DCSync and DCShadow
I had recently a chat with Benjamin Delpy, the father of Mimikatz about his last findings (with Vincent Le Toux), DCSync and DCShadow – first presented at the Bluehat IL 2018 conference – now included in his tool.
Context | Domain controllers often talk with each other, and the protocol they use is MS-DRSR (apparently not very well documented)
DCSync | When a DC wants to update its data requesting another DC, it calls an API, using domain admin or DC$ creds. What if this API is called by something which is not a DC ?
Among all the available methods, one is very interesting : DRSGetNCChanges. It is used “To obtain all change of the targeted object (using its GUID)”. This allows for example, from an old XP, to pull password hashes from a DC without login to the DC, or retrieving the AD database file – ntds.dit.

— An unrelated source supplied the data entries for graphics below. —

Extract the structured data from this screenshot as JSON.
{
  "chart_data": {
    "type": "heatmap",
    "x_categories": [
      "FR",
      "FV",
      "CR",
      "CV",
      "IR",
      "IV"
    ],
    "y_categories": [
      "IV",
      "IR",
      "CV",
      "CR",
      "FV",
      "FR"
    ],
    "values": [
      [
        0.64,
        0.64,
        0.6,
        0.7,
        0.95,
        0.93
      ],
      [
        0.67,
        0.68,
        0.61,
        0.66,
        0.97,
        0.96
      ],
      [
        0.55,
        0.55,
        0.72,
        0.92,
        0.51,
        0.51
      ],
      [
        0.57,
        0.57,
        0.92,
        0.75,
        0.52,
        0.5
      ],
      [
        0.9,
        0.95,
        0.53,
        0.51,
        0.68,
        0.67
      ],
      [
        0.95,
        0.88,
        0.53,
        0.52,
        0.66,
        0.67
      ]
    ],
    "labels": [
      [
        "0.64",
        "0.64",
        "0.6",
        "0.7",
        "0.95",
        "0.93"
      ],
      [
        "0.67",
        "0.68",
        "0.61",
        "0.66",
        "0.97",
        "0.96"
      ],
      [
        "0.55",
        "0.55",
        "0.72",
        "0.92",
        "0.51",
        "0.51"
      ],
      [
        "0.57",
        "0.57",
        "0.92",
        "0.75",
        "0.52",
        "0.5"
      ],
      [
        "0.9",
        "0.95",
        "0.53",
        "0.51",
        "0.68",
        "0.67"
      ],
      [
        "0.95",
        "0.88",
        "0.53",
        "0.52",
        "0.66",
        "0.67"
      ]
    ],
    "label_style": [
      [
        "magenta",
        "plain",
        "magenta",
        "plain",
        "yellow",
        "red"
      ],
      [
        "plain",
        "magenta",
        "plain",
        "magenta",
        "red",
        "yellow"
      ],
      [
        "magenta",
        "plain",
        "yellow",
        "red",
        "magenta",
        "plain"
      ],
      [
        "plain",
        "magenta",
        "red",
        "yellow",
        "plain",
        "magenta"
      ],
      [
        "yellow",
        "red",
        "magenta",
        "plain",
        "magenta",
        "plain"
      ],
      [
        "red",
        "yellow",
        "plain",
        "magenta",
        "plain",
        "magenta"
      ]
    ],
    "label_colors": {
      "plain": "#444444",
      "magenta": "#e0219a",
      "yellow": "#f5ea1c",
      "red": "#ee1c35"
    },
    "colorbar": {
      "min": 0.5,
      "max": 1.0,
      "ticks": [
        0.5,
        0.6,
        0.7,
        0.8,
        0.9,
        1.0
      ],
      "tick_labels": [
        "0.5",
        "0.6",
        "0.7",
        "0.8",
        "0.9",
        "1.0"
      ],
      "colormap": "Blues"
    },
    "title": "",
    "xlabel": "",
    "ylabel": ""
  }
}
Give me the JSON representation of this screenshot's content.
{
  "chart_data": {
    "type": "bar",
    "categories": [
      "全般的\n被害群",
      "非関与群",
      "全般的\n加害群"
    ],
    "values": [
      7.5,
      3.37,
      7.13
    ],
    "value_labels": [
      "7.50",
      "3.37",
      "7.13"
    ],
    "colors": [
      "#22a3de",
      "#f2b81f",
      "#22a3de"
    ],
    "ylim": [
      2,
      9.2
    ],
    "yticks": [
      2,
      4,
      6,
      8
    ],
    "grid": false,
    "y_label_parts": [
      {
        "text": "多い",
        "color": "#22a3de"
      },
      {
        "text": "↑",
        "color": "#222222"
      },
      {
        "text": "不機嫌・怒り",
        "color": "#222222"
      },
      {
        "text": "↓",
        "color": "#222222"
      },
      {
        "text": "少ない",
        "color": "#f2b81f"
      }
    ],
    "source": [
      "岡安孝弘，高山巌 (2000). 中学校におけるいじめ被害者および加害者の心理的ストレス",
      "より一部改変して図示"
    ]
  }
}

DCShadows | With this attack you can use a computer account in the domain, to be seen as a target for domain replication... which will partially and shortly behave as if it was a DC. Then you can force a legit DC to come and synchronize, allowing you to change all the parameters you want, like for example : modify unmodifiable params, add new entries to admin groups, avoid generating event logs, etc. (as for DCSync, privileged accounts are needed)
Conclusion | These are not vulnerabilities, thus, nothing to patch. These are clever methods to break AD infrastructures. Seem easy, but there is a lot of work behind. Specific detection technics have to be defined. Probably MS Threat Analytics (ATA) and methods inspired by database security (like AD database monitoring to detect strange changes) will help.